Investment Entity: Charities
A charity, or other not for profit association, may fall within the definition of an Investment Entity where it is managed by a Financial Institution and more than 50% of its income comes from investing in financial assets.
Managed Investment Entity
An entity will be an Investment Entity if it is managed by a Financial Institution [see IEIM400600] and meets the financial assets test as described below.
An entity is managed by a Financial Institution if that Financial Institution performs, either directly or through another service provider, any of the activities described in IEIM400780 (Activity Based Investment Entity) on behalf of the entity. An entity is not regarded as managed by a Financial Institution if that Financial Institution does not have discretionary authority to manage the entity’s assets either in whole or in part.

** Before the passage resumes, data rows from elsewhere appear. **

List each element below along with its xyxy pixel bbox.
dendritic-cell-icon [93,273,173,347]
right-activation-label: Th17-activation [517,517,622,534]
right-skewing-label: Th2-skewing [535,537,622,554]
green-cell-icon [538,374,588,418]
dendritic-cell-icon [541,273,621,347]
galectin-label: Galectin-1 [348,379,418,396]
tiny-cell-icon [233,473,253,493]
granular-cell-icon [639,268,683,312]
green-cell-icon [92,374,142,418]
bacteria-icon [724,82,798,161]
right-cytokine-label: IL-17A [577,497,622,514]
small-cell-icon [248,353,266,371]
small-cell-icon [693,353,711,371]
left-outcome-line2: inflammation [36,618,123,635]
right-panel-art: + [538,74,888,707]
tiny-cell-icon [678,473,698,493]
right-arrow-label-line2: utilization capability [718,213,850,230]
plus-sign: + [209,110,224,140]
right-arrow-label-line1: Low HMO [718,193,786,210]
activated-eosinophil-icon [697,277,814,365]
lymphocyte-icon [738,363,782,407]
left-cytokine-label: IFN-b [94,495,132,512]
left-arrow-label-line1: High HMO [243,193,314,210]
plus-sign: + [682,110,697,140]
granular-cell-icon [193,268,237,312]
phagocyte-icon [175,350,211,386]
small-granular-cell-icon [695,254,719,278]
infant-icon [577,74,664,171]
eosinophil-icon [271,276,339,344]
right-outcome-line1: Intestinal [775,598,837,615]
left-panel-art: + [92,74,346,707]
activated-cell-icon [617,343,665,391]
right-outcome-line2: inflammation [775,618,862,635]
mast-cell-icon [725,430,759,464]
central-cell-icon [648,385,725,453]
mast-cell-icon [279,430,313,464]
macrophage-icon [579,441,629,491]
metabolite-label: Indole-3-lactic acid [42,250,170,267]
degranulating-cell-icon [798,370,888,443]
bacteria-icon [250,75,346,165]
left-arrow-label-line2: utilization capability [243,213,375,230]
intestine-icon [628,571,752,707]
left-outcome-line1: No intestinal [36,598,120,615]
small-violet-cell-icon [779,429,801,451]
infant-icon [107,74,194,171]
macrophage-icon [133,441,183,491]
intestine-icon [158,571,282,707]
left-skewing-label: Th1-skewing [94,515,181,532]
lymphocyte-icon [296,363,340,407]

An entity may be managed by a mix of other entities and individuals. If one of the entities involved in the management of the entity is a Financial Institution within the meaning of the agreements then the entity meets the requirements for being managed by a Financial Institution.
An entity meets the financial assets test if its gross income is primarily attributable to investing, reinvesting or trading in financial assets. This is a similar test to that in the section above requiring that at least 50% of its income is attributable to investing, reinvesting or trading in financial assets in the shorter of:
- The three year period ending on 31 December in the year preceding that in which its status as in investment entity is to be determined; or
- The period in which the entity has been in existence.
HMRC has published specific guidance for charities with AEOI reporting obligations, please see IEIM404700+
Under the FATCA agreement with the USA all charities are excluded from reporting under the exemption for non-profit organisations [see IEIM401000].